Ein völlig anderes, buntes Bild bietet der künftige Kreistag Rendsburg-Eckernförde. Die absolute Mehrheit (51,7 Prozent) der CDU wurden von Wählern auf 42,5 Prozent reduziert. Die SPD rutschte "nur" von 29,2 auf 28,2 Prozent. Dafür wuchsen FDP (von 6,3 auf 9,4) und die Grünen (von 7,7 auf 9,1 Prozent). Wieder im Kreistag ist nach fünf Jahren Pause der Südschleswigsche Wählerverband (SSW) und neu die Linkspartei.

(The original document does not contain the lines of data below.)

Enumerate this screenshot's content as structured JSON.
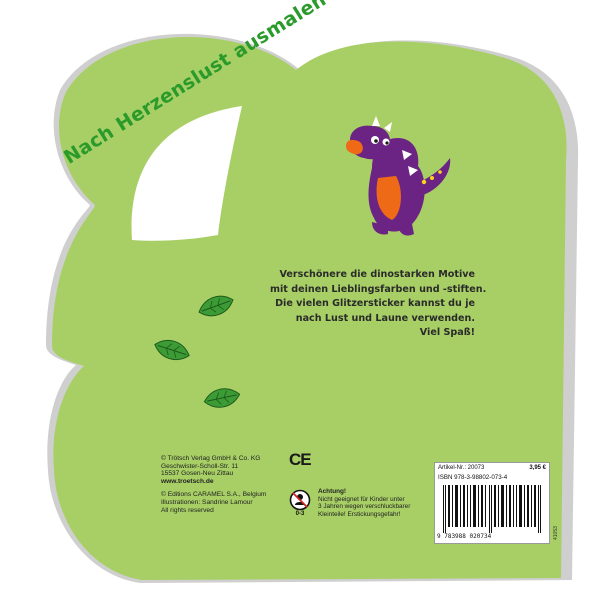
{
  "colors": {
    "cover_green": "#a7cf65",
    "cover_edge": "#c9c9c9",
    "headline_green": "#2a9a2a",
    "dino_purple": "#6b2483",
    "dino_orange": "#ef6a16"
  },
  "cover": {
    "headline": "Nach Herzenslust ausmalen",
    "intro_lines": [
      "Verschönere die dinostarken Motive",
      "mit deinen Lieblingsfarben und -stiften.",
      "Die vielen Glitzersticker kannst du je",
      "nach Lust und Laune verwenden.",
      "Viel Spaß!"
    ],
    "illustration": "purple-dinosaur-icon",
    "leaves": "leaf-icon"
  },
  "imprint": {
    "publisher": "© Trötsch Verlag GmbH & Co. KG",
    "street": "Geschwister-Scholl-Str. 11",
    "city": "15537 Gosen-Neu Zittau",
    "web": "www.troetsch.de",
    "editions": "© Editions CARAMEL S.A., Belgium",
    "illustrations": "Illustrationen: Sandrine Lamour",
    "rights": "All rights reserved"
  },
  "ce_mark": "CE",
  "age_warning": {
    "age": "0-3",
    "title": "Achtung!",
    "lines": [
      "Nicht geeignet für Kinder unter",
      "3 Jahren wegen verschluckbarer",
      "Kleinteile! Erstickungsgefahr!"
    ]
  },
  "product_label": {
    "article": "Artikel-Nr.: 20073",
    "price": "3,95 €",
    "isbn": "ISBN 978-3-98802-073-4",
    "ean": "9  783988  020734",
    "side_code": "41053"
  }
}
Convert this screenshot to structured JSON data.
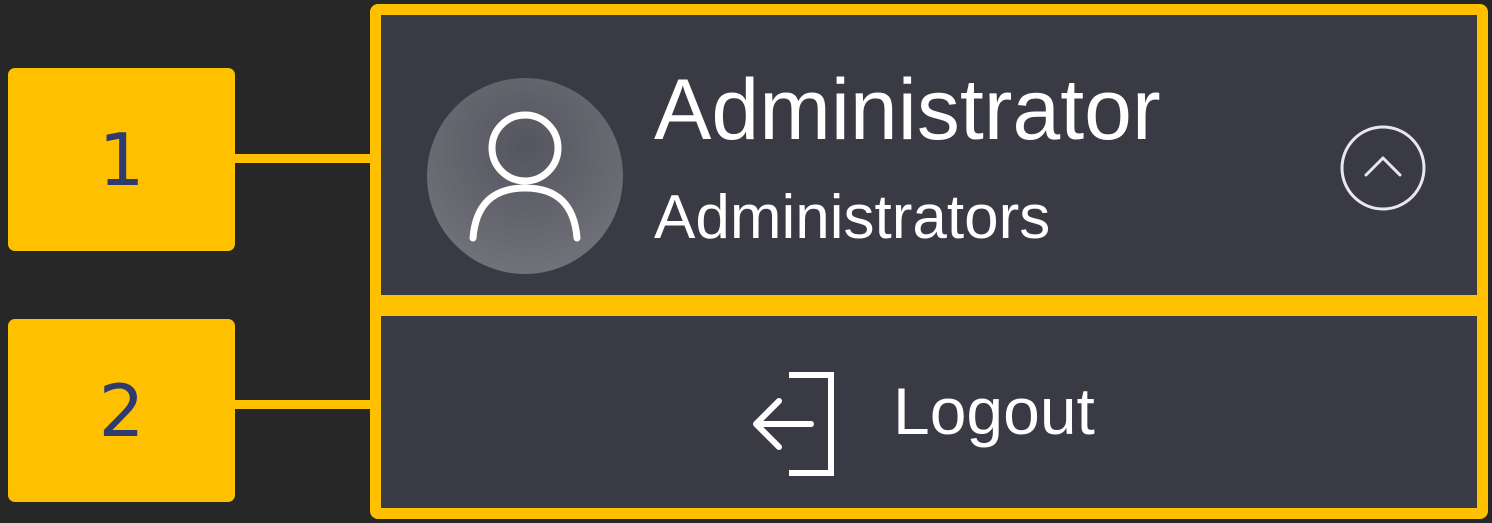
{
  "callouts": [
    {
      "number": "1"
    },
    {
      "number": "2"
    }
  ],
  "user_panel": {
    "avatar_icon": "user-icon",
    "name": "Administrator",
    "role": "Administrators",
    "toggle_icon": "chevron-up-circle-icon"
  },
  "logout": {
    "icon": "logout-icon",
    "label": "Logout"
  },
  "colors": {
    "highlight": "#FFC000",
    "callout_text": "#2F3B6E",
    "panel_background": "#3A3A45",
    "page_background": "#272727",
    "text": "#FFFFFF"
  }
}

Lutz Clefsen, CDU-Spitzenkandidat und amtierender Kreispräsident, versprach: "Wir werden mit allen Parteien zusammenarbeiten. Mit dem Ergebnis könne er leben." Mitverantwortlich für das Ergebnis machte Clefsen vor allem die große Koalition in Berlin. Ramona Wissemann, SPD-Fraktionsvorsitzende und -Spitzenkandidatin, zeigte sich ganz zufrieden. "Wir haben alle Federn lassen müssen", sagte sie, aber wichtig sei, dass die absolute Mehrheit der CDU gebrochen sei.
Linke begeistert

"Ein ganz tolles Ergebnis", verbuchte Christine Aschenberg-Dugnus, FDP-Spitzenkandidatin für die Liberalen. "Sehr zufrieden" zeigten sich auch die Grünen mit ihren Spitzenkandidaten Dr. Marret Bohn, Armin Rösener und Norbert Schildbach. Pure Freude bei SSW-Spitzenkandidat Hartmut Steins aus Eckernförde, nach fünf Jahren habe man jetzt, wie erhofft, die Fraktionsstärke erreicht. "Wir sind jetzt auch im Kreistag angekommen", stellte Michael Skrowonnek aus Rendsburg begeistert für die Linkspartei fest.